Cosmological test of an ultraviolet origin of Dark Energy

TL;DR

This paper proposes a testable model where black holes drive cosmic acceleration without a cosmological constant, but it shows poor agreement with supernova data, challenging the idea of black hole-driven dark energy.

Contribution

It introduces a novel model linking black hole mass functions to cosmic expansion and tests its predictions against supernova data, offering an alternative to the cosmological constant.

Findings

Black hole-based model poorly fits SN1a data

Alternative velocity dispersion model cannot be excluded by current data

Provides a framework to test ultraviolet-origin dark energy theories

Abstract

The accelerated expansion of the Universe is impressively well described by a cosmological constant. However, the observed value of the cosmological constant is much smaller than expected based on quantum field theories.
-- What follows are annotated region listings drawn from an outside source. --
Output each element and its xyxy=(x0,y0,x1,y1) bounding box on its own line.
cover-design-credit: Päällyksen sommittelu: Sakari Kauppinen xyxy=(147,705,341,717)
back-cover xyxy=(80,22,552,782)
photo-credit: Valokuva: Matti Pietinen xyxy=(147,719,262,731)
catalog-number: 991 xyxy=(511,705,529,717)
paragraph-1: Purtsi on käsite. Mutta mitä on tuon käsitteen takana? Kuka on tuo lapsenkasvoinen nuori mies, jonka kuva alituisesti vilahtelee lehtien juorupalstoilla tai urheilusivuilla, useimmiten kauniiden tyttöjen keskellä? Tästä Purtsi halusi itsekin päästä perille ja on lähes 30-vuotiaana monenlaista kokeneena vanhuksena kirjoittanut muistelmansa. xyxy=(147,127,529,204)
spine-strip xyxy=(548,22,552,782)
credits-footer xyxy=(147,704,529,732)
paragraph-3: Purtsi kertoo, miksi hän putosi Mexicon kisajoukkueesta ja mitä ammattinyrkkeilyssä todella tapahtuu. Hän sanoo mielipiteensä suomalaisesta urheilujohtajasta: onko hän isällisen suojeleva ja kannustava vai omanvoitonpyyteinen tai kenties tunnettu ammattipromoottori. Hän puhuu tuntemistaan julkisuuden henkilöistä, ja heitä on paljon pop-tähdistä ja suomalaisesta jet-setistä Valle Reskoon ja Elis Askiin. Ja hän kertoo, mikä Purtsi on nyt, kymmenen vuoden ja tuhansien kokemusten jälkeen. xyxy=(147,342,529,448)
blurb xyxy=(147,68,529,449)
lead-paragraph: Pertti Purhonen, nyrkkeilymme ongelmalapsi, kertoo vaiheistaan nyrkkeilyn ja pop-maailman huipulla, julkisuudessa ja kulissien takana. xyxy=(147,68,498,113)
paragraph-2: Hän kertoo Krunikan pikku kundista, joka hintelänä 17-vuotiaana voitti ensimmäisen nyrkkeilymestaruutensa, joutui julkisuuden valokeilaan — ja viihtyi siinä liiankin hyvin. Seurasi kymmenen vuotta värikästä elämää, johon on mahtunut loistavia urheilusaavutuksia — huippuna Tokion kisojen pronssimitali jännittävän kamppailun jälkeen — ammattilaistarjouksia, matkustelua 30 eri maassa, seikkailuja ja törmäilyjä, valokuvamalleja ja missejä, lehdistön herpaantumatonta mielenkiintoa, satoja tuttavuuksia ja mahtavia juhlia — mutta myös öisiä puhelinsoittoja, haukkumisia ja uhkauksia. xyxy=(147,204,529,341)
Recent efforts to achieve consistency in these theories have proposed a relationship between Dark Energy and the most compact objects, such as black holes (BH). However, experimental tests are very challenging to devise and perform. In this article, we present a testable model with no cosmological constant, in which the accelerated expansion can be driven by black holes. The model couples the expansion of the Universe (the Friedmann equation) with the mass-function of cosmological haloes (using the Press-Schechter formalism). Through the observed link between halo-masses and BH-masses one thus gets a coupling between the expansion rate of the Universe and the BHs. We compare the predictions of this simple BH model with SN1a data and find a poor agreement with observations. Our method is sufficiently general that it allows us to also test a fundamentally different model, also without a cosmological constant, where the accelerated expansion is driven by a new force proportional to the internal velocity dispersion of galaxies. Surprisingly enough this model cannot be excluded using the SN1a data.